O bêbado da minha rua
Ufa! Só agora tive tempo para escrever este texto. Tanta coisa para fazer. Mas não se preocupe, querido leitor, sempre há tempo para quem gosta de escrever. Com lápis e papel nas mãos fiquei horas debruçada sobre a escrivaninha, buscando na mente um tema interessante para você ler. De repente, viajei ao passado e me agarrei nas recordações da minha infância. Fui encontrando rostos que nunca mais os vi, sorrisos que deixaram saudades, palavras que me faziam feliz. Nessa viagem ao túnel do tempo, caro leitor, encontrei a história de um homem, meu amigo, que marcou meus dias de menina.
Esse amigo era um homem daqueles que provocavam medo só de olhar para gente. Com seus quase dois metros de altura, um corpo espantosamente forte, uma expressão séria, sem deixar à mostra nem um pequeno sorriso. Ao cumprimentar as pessoas dava um “olá” com a mão, apenas isso. Quem não o conhecia podia pensar que era um homem bravo, mas não o era, ao contrário, resumia-se num amor de pessoa. Era um homem muito tímido. Nunca vestia bermuda. Estava sempre de calça comprida e camisa, acompanhado do seu chinelão de couro.
Seu Expedito, como era chamado por todos, bastava tomar umas doses a mais de uma boa cachaça para tornar-se o dono da rua, o valentão, o cantor, o prefeito, e por aí seguia. Por um tolo motivo inventava uma briga, puxava uma faca peixeira da cintura e apontava para o cabra metido à besta. Porém, se o cabra do outro lado batesse o pé, coitado de Seu Expedito! Mal conseguia correr e acabava e acabava caindo. Bum! Aquele homenzarrão ia ao chão! Bum! Que barulho! Parecia um trovão! Mas era Seu Expedito no chão! Imagine comigo, leitor, a queda de um grande coqueiro. Era assim a dele. Quando nós, moradores da rua, sabíamos que ele estava bebendo procurávamos não sair até ter a certeza de que ele já estava em casa. Isso porque se ele encontrasse um de nós passaria horas com os nossos ouvidos alugados contando aquelas histórias de bêbados.

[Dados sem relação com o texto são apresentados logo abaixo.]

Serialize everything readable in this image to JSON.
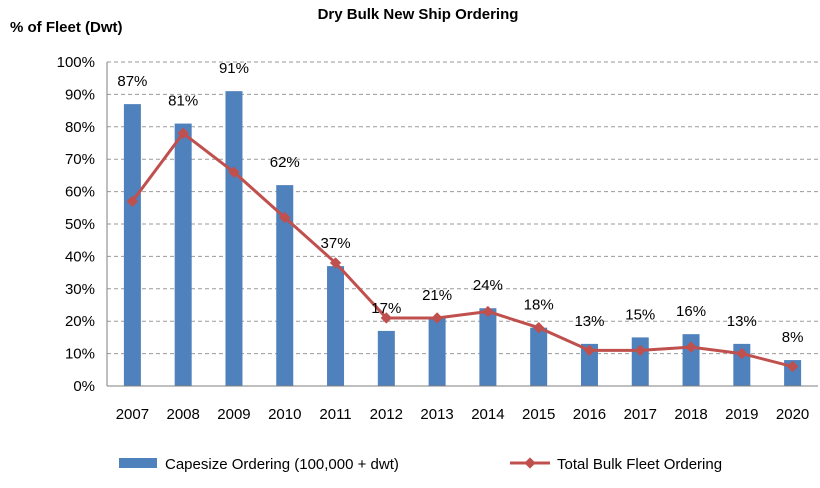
{
  "chart_data": {
    "type": "bar",
    "title": "Dry Bulk New Ship Ordering",
    "ylabel": "% of Fleet (Dwt)",
    "xlabel": "",
    "ylim": [
      0,
      100
    ],
    "yticks": [
      0,
      10,
      20,
      30,
      40,
      50,
      60,
      70,
      80,
      90,
      100
    ],
    "ytick_labels": [
      "0%",
      "10%",
      "20%",
      "30%",
      "40%",
      "50%",
      "60%",
      "70%",
      "80%",
      "90%",
      "100%"
    ],
    "grid": true,
    "legend_position": "bottom",
    "categories": [
      "2007",
      "2008",
      "2009",
      "2010",
      "2011",
      "2012",
      "2013",
      "2014",
      "2015",
      "2016",
      "2017",
      "2018",
      "2019",
      "2020"
    ],
    "series": [
      {
        "name": "Capesize Ordering (100,000 + dwt)",
        "kind": "bar",
        "color": "#4f81bd",
        "values": [
          87,
          81,
          91,
          62,
          37,
          17,
          21,
          24,
          18,
          13,
          15,
          16,
          13,
          8
        ],
        "data_labels": [
          "87%",
          "81%",
          "91%",
          "62%",
          "37%",
          "17%",
          "21%",
          "24%",
          "18%",
          "13%",
          "15%",
          "16%",
          "13%",
          "8%"
        ]
      },
      {
        "name": "Total Bulk Fleet Ordering",
        "kind": "line",
        "color": "#c0504d",
        "values": [
          57,
          78,
          66,
          52,
          38,
          21,
          21,
          23,
          18,
          11,
          11,
          12,
          10,
          6
        ]
      }
    ]
  }
}
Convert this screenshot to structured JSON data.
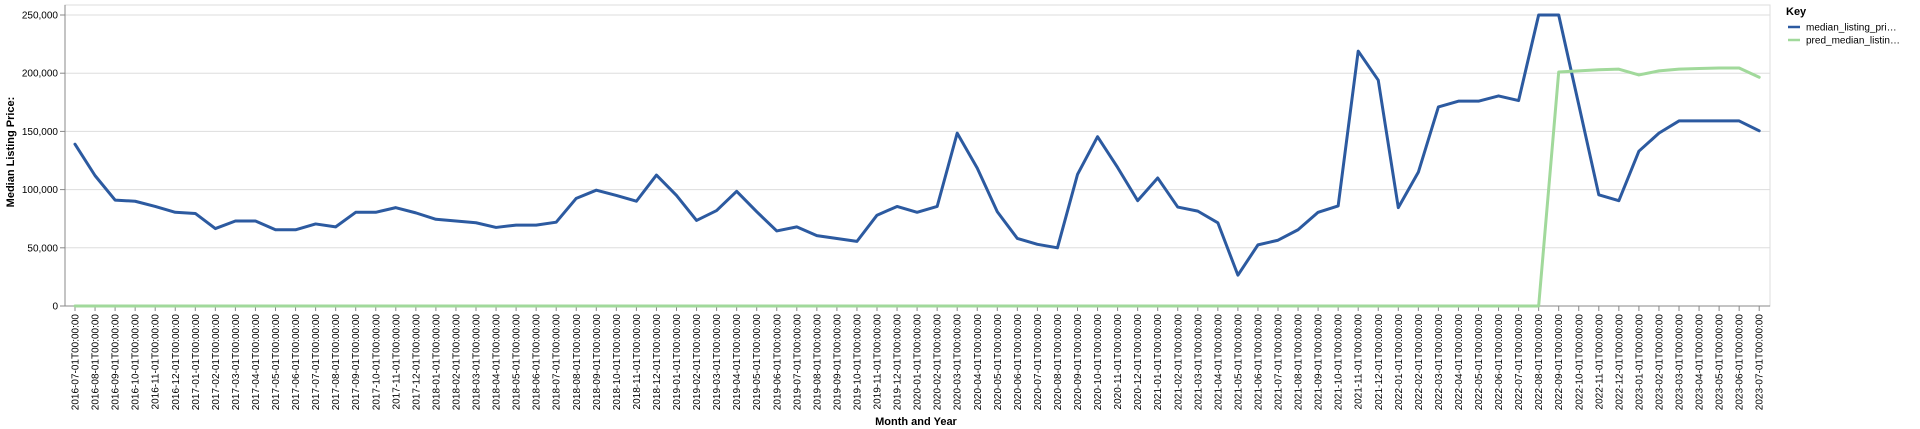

Eu gostava quando ele cantava. Era engraçado. Ele não tinha nenhuma afinação. Sua voz era horrível! Grossa! Mas, as músicas eram belas! Tinha bom gosto. Sentado à calçada da minha casa pegava a faca peixeira e riscava de ponta a ponta dizendo: “Na casa da minha comadre ninguém mexe.” Sua comadre era a minha mãe. Lá para as tantas da madrugada, depois de ter cantado as músicas “Aline”, “Marina”, “...Se essa rua, se essa rua fosse minha...”, “Carinhoso” e a sua preferida “Garçom”, entre outras, começava seu discurso político e o cantor se transformava em prefeito dizendo que calçaria a nossa rua, reclamava dos buracos da rua, dos latidos dos cães, das lâmpadas queimadas da rua, enfim era um verdadeiro reclamão. Tudo isso em voz alta, para todos ouvirem. Ninguém conseguia dormir com o seu falatório. Quando o dia estava amanhecendo o bêbado, Seu Expedito, que passara a noite de plantão no palácio da prefeitura, numa casa de show, tudo vivido na sua imaginação alcoolizada, adormecia na calçada da minha casa estendendo aquele corpo de homenzarrão sobre o cimento. O engraçado de tudo isso, meu leitor, é que quando arrastado para casa pelas suas filhas e lá chegava, deitando-se, não queria ser acordado com barulho.
Hoje, o bêbado não existe mais. Agora, cansado e doente, Seu Expedito mudou-se da minha rua. Deixou de beber. Há muito não o vejo. Sinto saudades daquele que era a perturbação do meu sono e de repente, me vejo com insônia e só há silêncio na rua. Se ele estivesse aqui quem sabe não me esconderia dele ou até pudéssemos cantar algumas canções juntos. A minha rua não é mais a mesma, Seu Expedito.